Соннук опомнился, откачнулся. Лицо белее бересты. Помотал головой, вытряхивая из нее остатки временного помраченья. Пятясь с выставленными вперед ладонями, заговорил сипло и трудно:
– По глазам вижу: думаешь – людоед я… Не на шею твою я смотрел – на кошель… Справедливости ждал от тебя. Чаял – отдашь Сата, уйду подобру. Но нет… Нет – как всегда! Вот и сорвался… А ты гонишь теперь. Обобрал до последнего и гонишь с пустыми руками. Что ж, уйду и с пустыми!
Повернулся и зашагал по конским следам с напряженно выпрямленной спиной. Уверенно и увесисто впечатывал в землю подошвы драных торбазов. Чуть отойдя, оглянулся. К изменчивому лицу вернулась надломанная ненавистью усмешка. Глаза горели больным огнем.

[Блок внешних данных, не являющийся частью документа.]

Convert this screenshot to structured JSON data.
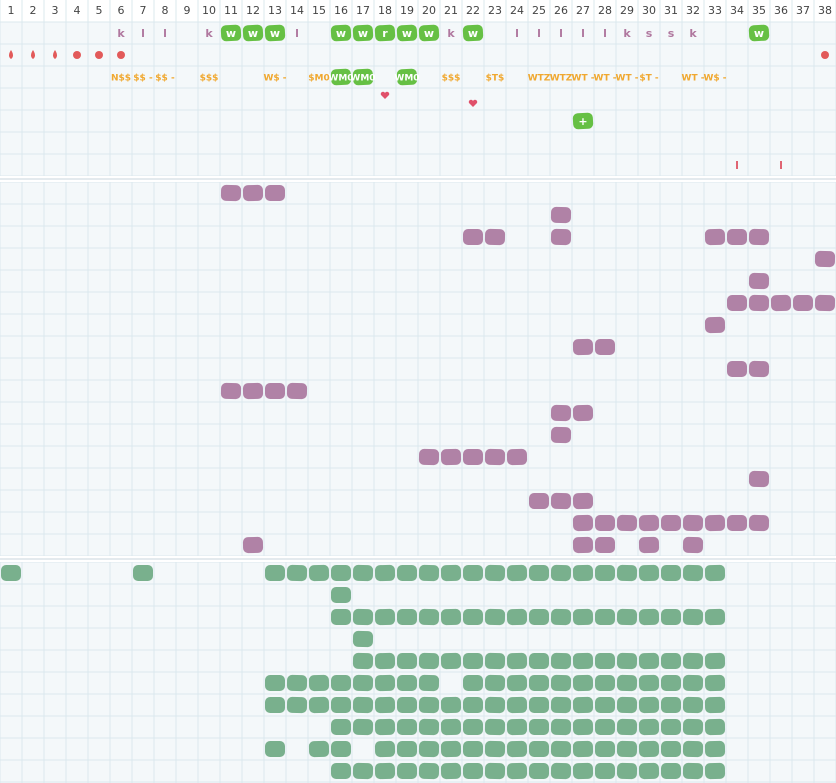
{
  "header": {
    "columns": [
      1,
      2,
      3,
      4,
      5,
      6,
      7,
      8,
      9,
      10,
      11,
      12,
      13,
      14,
      15,
      16,
      17,
      18,
      19,
      20,
      21,
      22,
      23,
      24,
      25,
      26,
      27,
      28,
      29,
      30,
      31,
      32,
      33,
      34,
      35,
      36,
      37,
      38
    ]
  },
  "text_rows": [
    {
      "color": "#b0789f",
      "cells": [
        {
          "col": 6,
          "text": "k"
        },
        {
          "col": 7,
          "text": "l"
        },
        {
          "col": 8,
          "text": "l"
        },
        {
          "col": 10,
          "text": "k"
        },
        {
          "col": 11,
          "text": "w",
          "badge": true
        },
        {
          "col": 12,
          "text": "w",
          "badge": true
        },
        {
          "col": 13,
          "text": "w",
          "badge": true
        },
        {
          "col": 14,
          "text": "l"
        },
        {
          "col": 16,
          "text": "w",
          "badge": true
        },
        {
          "col": 17,
          "text": "w",
          "badge": true
        },
        {
          "col": 18,
          "text": "r",
          "badge": true
        },
        {
          "col": 19,
          "text": "w",
          "badge": true
        },
        {
          "col": 20,
          "text": "w",
          "badge": true
        },
        {
          "col": 21,
          "text": "k"
        },
        {
          "col": 22,
          "text": "w",
          "badge": true
        },
        {
          "col": 24,
          "text": "l"
        },
        {
          "col": 25,
          "text": "l"
        },
        {
          "col": 26,
          "text": "l"
        },
        {
          "col": 27,
          "text": "l"
        },
        {
          "col": 28,
          "text": "l"
        },
        {
          "col": 29,
          "text": "k"
        },
        {
          "col": 30,
          "text": "s"
        },
        {
          "col": 31,
          "text": "s"
        },
        {
          "col": 32,
          "text": "k"
        },
        {
          "col": 35,
          "text": "w",
          "badge": true
        }
      ]
    },
    {
      "color": "#f0a830",
      "cells": [
        {
          "col": 6,
          "text": "N$$"
        },
        {
          "col": 7,
          "text": "$$ -"
        },
        {
          "col": 8,
          "text": "$$ -"
        },
        {
          "col": 10,
          "text": "$$$"
        },
        {
          "col": 13,
          "text": "W$ -"
        },
        {
          "col": 15,
          "text": "$M0"
        },
        {
          "col": 16,
          "text": "WM0",
          "badge": true
        },
        {
          "col": 17,
          "text": "WM0",
          "badge": true
        },
        {
          "col": 19,
          "text": "WM0",
          "badge": true
        },
        {
          "col": 21,
          "text": "$$$"
        },
        {
          "col": 23,
          "text": "$T$"
        },
        {
          "col": 25,
          "text": "WTZ"
        },
        {
          "col": 26,
          "text": "WTZ"
        },
        {
          "col": 27,
          "text": "WT -"
        },
        {
          "col": 28,
          "text": "WT -"
        },
        {
          "col": 29,
          "text": "WT -"
        },
        {
          "col": 30,
          "text": "$T -"
        },
        {
          "col": 32,
          "text": "WT -"
        },
        {
          "col": 33,
          "text": "W$ -"
        }
      ]
    },
    {
      "color": "#ffffff",
      "cells": [
        {
          "col": 27,
          "text": "+",
          "badge": true
        }
      ]
    },
    {
      "color": "#e0606e",
      "cells": [
        {
          "col": 34,
          "text": "l"
        },
        {
          "col": 36,
          "text": "l"
        }
      ]
    }
  ]
}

– Знай, Атын, брат оборотня и людоеда! Сата предназначался мне и будет моим! И тогда держись! – Он затряс над головой кулаками, грозя неведомо кому: – Держитесь все вы, не видящие во мне человека!

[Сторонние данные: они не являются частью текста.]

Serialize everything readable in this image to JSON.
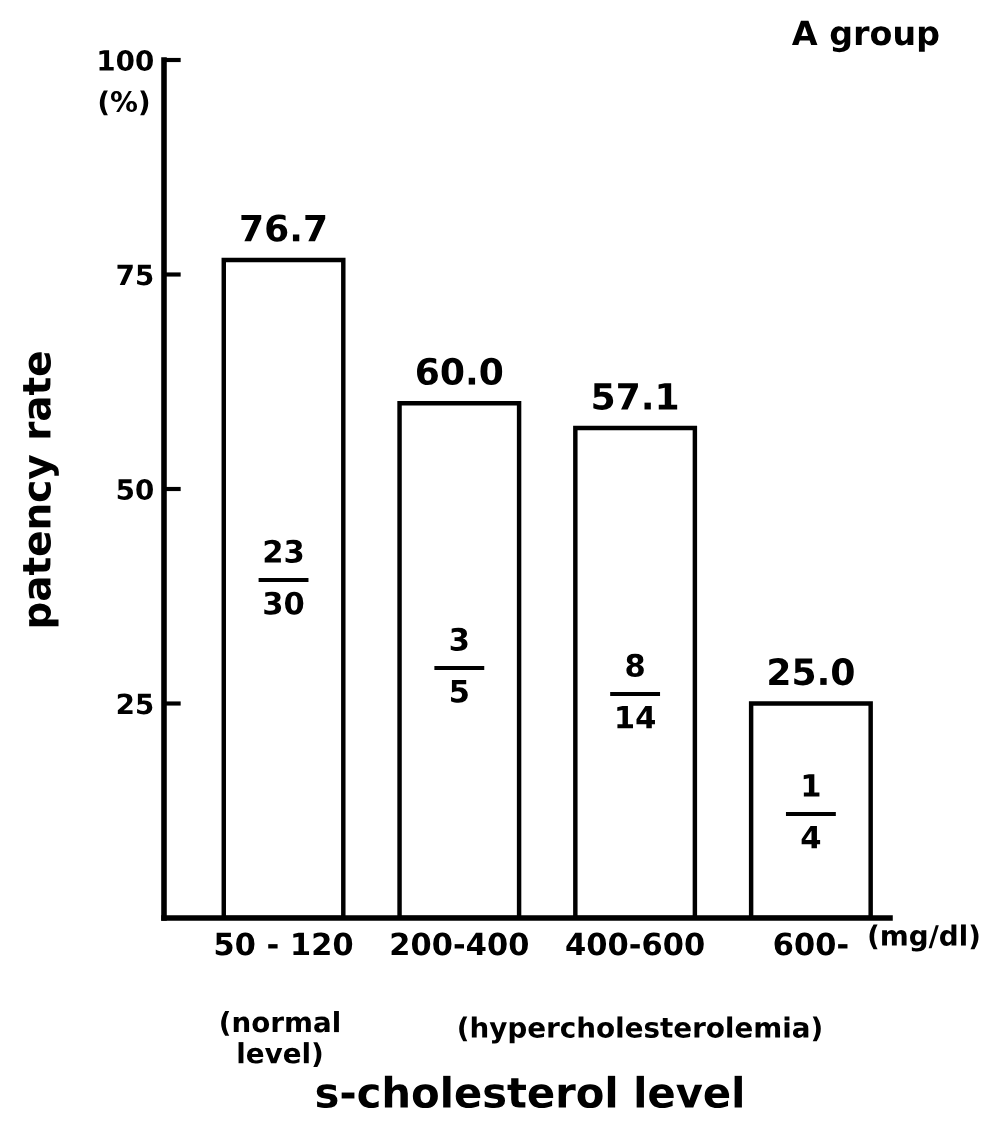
{
  "chart_data": {
    "type": "bar",
    "title": "A group",
    "xlabel": "s-cholesterol level",
    "ylabel": "patency rate",
    "categories": [
      "50 - 120",
      "200-400",
      "400-600",
      "600-"
    ],
    "values": [
      76.7,
      60.0,
      57.1,
      25.0
    ],
    "value_labels": [
      "76.7",
      "60.0",
      "57.1",
      "25.0"
    ],
    "color": "#ffffff",
    "ylim": [
      0,
      100
    ],
    "yticks": [
      25,
      50,
      75,
      100
    ],
    "grid": false,
    "legend": false,
    "annotations": [
      "(%)",
      "(mg/dl)",
      "(normal\nlevel)",
      "(hypercholesterolemia)",
      "23",
      "30",
      "3",
      "5",
      "8",
      "14",
      "1",
      "4"
    ]
  }
}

Атын молча смотрел в проем тропы, где все так же сверкала нечесаная грива солнца. Облитая лучами фигура близнеца отчеканилась на свету. А по земле скользила тень. Тень – подтверждение настоящей жизни на Орто, дневное напоминание о ночи. Темная и плоская, как полагается быть всякой тени – отображению против солнца всего сущего, что имеет живую плоть и кровь. Тень вытягивалась из-под ног Соннука и, повторяя его походку, одинаковую с походкой Атына, бежала рядом, как преданная собака.
* * *
Отосут кропил землю кумысом. Несся и крался по кругу в зверином танце, страшно рыча, к беспокойству Мойтурука. Изображал то медведя, то волка, возвращался назад, клацал зубами и громко нюхал воздух. Проверял, крепко ли встает за словами заклятия стена невидимых коновязей, и дальше кувыркался-плясал с молитвой.

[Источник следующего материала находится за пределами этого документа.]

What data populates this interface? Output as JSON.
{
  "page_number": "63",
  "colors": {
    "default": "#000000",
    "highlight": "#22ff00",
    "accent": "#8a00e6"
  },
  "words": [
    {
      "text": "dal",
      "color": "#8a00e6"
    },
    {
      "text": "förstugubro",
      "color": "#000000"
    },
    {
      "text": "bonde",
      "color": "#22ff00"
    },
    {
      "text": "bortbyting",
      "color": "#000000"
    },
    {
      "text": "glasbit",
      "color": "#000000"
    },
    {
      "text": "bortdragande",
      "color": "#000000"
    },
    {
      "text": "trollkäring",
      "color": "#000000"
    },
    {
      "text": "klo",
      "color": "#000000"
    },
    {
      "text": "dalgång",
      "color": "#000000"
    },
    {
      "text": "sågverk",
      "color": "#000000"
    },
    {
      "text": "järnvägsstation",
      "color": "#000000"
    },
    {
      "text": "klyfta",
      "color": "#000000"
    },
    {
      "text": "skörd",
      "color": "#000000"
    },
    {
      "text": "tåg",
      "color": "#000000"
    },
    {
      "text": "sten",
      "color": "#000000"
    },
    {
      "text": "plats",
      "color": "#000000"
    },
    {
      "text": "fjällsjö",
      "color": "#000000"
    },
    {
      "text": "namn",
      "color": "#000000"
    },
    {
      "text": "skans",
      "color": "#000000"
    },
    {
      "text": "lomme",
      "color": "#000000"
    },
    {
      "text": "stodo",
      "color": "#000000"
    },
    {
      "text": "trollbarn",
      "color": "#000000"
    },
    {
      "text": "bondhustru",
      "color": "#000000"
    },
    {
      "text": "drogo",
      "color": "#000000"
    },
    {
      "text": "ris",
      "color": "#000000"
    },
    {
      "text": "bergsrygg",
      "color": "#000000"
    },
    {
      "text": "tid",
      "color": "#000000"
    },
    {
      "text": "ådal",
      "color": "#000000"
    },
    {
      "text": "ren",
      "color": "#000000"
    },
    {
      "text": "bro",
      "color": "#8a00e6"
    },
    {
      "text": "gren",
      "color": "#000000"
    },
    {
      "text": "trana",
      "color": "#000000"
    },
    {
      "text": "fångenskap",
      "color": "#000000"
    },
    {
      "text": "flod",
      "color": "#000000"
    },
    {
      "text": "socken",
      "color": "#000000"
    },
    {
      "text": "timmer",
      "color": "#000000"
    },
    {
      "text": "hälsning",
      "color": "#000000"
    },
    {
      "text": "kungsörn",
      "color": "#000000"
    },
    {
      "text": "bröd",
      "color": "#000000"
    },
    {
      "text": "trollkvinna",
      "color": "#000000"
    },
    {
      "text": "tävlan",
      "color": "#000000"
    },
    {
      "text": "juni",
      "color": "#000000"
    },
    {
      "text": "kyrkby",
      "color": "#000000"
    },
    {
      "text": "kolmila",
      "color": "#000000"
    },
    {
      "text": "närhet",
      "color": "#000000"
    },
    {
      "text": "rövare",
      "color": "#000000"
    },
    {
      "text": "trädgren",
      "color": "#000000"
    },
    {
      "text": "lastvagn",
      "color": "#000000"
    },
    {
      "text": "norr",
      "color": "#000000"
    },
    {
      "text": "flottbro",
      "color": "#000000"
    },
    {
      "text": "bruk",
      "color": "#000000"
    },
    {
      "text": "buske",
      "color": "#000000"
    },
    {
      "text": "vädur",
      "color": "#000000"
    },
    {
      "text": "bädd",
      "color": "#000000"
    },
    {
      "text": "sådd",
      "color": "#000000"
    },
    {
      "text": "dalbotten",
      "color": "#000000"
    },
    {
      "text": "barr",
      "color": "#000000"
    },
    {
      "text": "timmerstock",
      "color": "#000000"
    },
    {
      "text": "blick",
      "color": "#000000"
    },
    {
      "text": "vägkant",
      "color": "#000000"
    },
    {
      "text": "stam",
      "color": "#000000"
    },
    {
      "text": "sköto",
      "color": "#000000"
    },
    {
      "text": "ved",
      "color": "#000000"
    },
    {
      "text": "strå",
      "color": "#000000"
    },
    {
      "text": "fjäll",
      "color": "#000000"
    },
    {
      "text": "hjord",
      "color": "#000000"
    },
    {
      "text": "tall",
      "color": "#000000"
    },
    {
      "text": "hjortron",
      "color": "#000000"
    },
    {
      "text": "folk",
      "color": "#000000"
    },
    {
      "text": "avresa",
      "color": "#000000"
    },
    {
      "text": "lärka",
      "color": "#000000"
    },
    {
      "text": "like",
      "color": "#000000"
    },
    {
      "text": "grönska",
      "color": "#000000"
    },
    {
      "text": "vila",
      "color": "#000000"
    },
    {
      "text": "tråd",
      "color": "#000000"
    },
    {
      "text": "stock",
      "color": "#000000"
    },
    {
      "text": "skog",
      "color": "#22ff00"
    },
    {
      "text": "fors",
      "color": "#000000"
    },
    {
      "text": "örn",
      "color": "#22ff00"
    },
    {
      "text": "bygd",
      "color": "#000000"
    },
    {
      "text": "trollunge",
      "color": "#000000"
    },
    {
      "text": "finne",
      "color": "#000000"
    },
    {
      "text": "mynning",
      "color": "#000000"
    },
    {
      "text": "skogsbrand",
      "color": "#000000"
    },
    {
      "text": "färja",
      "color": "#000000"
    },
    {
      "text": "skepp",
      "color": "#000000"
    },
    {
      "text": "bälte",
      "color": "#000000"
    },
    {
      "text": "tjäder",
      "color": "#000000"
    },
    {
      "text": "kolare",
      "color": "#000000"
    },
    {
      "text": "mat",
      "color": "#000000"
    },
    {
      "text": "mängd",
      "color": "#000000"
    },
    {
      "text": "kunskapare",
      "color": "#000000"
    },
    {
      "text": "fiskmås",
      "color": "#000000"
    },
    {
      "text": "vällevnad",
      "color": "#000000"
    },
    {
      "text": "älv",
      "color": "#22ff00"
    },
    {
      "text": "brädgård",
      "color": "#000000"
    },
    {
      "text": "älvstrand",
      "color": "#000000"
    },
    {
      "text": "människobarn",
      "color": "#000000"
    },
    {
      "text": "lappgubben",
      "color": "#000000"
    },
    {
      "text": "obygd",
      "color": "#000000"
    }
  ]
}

– К ярусам высоким взвейся, слово просьбы-заклинанья, заплетись узлом-туомтуу на лучах горячих солнца, на поводьях Дэсегея! Сын Творца, молю нижайше: охвати дыханьем теплым здесь живущих долгогривых – пегого и жен послушных, их детей, что есть и будут! Пастбища на горных склонах окружи кольцом незримым, стерегущим частоколом из священных коновязей с восьмирядною резьбою! Девять раз порушь клыкастых, восемь раз побей когтистых, разгроми семь раз коварных, потаенных, хищно ждущих черного покрова ночи!
Остался доволен. Согласно кивали лохматые сосны, участливым эхом отзывались горные духи. В завершение Дэсегей весть подал, откликнулся голосом пегого вожака: замкнулось кольцо. Всю зиму до следующего прошения, куда бы ни отправился косяк, не станет хода к нему бесам и хищникам.
Когда ущелья затопила первая волна сумерек, жрец дал верховым воды и мелкого сена. В тревоге вгляделся в синий просвет над тропинкой, снял с рогули кипящий котел. Ароматный, приправленный дымком запах похлебки поплыл по вечернему морозцу, щекоча ноздри северного ветра.
Мойтурук растянулся у костра, с удовольствием потягивая носом вкусный воздух. Зевнул понятливо: ты, Отосут, еду караулишь, а я тебя сторожу. Честно приказ выполняем, ребят ждем… И встрепенулся, залаял, унесся радостно в густеющую тьму – явились конники! Познали стригуны хозяйское бремя на праздных дотоле хребтах. Всадники в отдельности мотались по тайге окрест и лишь недавно встретились на распутье.
Атын, угрюмый и молчаливый, рассеянно слушал трескотню друзей. Билэр весело сетовал, что не взял с собой лука – знатен зверьем оказался здешний непуганый лес. То-то нескучное заделье найдется завтра охотничьей снасти!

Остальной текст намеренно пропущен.